Secrecy in the business plan
Apple has a world-famous non-disclosure agreement (NDA) that severely limits every employee, vendor, and partner from leaking anything – anything at all – about a product before it is launched. Secrecy has been built into both the business and marketing plans which were set forth by Steve Jobs himself. In fact, the whole company is so shrouded in secrecy as a rule that even the NDA itself will never be revealed. The Apple mystery makes for some truly innovative concepts both in products and the marketing of those products.
A different animal
First of all, the company is run differently than others. According to Adam Lashinsky, author of “Inside Apple,” Apple has a very different process for product development than you would see at other companies. In fact, the entire process from conceptualization to launch is quite different than what a traditional company would even allow.
Matthew Panzarino outlines the process for us in his article, This is how Apple’s top secret product development process works. In a nutshell:
1. Designers are at the top of the food chain and are given unlimited resources.
- Uninhibited by the accounting department, they are truly allowed to dream big.
2. New product teams are treated as startups within the company.
- These teams are separated from the rest of the company and sworn to secrecy.
3. The Apple New Product Process (ANPP) is invoked.
4. The executive team reviews products every Monday.
- Apple ensures plenty of time is available for each product by limiting how many it will work on at a time.
5. The engineering program manager (EPM) and the global supply manager (GSM) are chosen.
- Both executives spend a lot of their time in China to oversee production.
6. Once a design is complete, the product is built.
7. The prototype is tested.
8. The product may be redesigned, rebuilt, and retested – again and again.
The Apple New Product Process is a document that maps out each stage of a new idea, who will be responsible for its completion, who is on what team for each stage, and when each phase is expected to be done.
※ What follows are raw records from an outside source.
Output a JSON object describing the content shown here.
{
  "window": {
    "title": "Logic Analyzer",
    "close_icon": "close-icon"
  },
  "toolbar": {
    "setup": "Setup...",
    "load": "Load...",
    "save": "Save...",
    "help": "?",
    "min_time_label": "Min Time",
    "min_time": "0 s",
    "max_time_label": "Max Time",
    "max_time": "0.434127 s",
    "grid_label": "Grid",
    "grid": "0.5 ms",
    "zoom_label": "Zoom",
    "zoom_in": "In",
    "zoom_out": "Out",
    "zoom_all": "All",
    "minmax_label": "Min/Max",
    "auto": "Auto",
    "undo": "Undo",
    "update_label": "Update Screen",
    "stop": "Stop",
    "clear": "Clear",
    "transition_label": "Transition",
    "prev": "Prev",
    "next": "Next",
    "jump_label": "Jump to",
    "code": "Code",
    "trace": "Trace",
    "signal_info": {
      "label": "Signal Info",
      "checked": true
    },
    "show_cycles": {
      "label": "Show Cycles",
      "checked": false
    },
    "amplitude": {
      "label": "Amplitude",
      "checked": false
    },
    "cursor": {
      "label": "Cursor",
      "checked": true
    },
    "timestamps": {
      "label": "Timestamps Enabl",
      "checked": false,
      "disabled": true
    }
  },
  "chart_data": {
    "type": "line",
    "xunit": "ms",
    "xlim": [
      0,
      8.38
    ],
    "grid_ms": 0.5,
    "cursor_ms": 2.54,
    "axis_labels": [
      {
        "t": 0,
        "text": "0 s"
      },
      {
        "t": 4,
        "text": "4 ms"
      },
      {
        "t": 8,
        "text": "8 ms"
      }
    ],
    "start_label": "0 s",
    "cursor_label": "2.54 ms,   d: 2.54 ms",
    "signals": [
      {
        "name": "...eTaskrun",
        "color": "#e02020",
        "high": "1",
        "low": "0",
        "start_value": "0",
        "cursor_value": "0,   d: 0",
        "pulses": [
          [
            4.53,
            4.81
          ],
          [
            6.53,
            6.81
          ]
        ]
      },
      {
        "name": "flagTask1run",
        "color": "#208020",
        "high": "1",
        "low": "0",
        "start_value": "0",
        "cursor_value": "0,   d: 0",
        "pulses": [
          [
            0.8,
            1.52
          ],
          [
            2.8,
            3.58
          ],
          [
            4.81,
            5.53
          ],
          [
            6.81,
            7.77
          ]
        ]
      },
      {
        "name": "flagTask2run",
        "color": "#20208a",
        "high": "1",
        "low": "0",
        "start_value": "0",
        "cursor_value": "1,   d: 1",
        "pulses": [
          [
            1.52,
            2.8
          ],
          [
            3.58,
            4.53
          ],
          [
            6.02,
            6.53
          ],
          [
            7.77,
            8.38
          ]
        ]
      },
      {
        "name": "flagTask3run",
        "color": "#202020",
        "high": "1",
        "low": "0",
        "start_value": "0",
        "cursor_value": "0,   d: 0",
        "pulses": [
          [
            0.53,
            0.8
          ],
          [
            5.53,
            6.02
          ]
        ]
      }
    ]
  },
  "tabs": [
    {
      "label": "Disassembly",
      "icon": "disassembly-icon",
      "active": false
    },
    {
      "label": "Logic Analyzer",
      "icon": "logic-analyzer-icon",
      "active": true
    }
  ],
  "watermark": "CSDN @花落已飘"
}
Originally used to develop the Macintosh, the ANPP has been used ever since to ensure the highly successful process continues.
The EPM Mafia
Because the engineering program manager and the global supply manager are given absolute and total control over a product’s design, they are playfully called the “EPM Mafia” within the organization. Ultimately, it is expected that every decision is final and done for the good of the product.
Buzzing, but no bugs
All this secrecy in the design phase leads to secrecy in the product development and testing phase, which leads to a frenzy in the product launch phase. For the most part, Apple may sit back and watch the speculation fuel interest in a forthcoming product – meaning lots of free press for a product not even available to consumers yet. Each launch is so much more than the release of a new product – it is an event watched around the world – much like the Oscars or the World Cup. Very smooth.
Meanwhile, each long-awaited product is meant to be viewed as “perfect” by Apple’s hungry consumers. Unlike its competitors, Apple goes out of its way to ensure any patches do not make the news. There are never any upfront warnings of possible issues with a new Apple creation. Apple maintains a carefully crafted culture of “no news is good news,” even in the face of fixing bugs on the fly. Any corrections are made on the down-low, maintaining that consumer confidence that so defines Apple fans.
Despite some trepidation in past markets and a slow economy, it’s a model that is still working. According to the Apple website, they have reported the highest quarterly earnings yet, selling 37.04 million iPhones in the last 14 weeks of 2011.
The shine on the Apple
With all the secrecy also comes a level of protection. The world may never know how many Apple products died at any phase, as we will never know what is being considered or even tested. One can only assume that there were a few that died on the vine, but that is all we can do: assume. Apple isn’t telling, and their “practically perfect in every way” image prevails.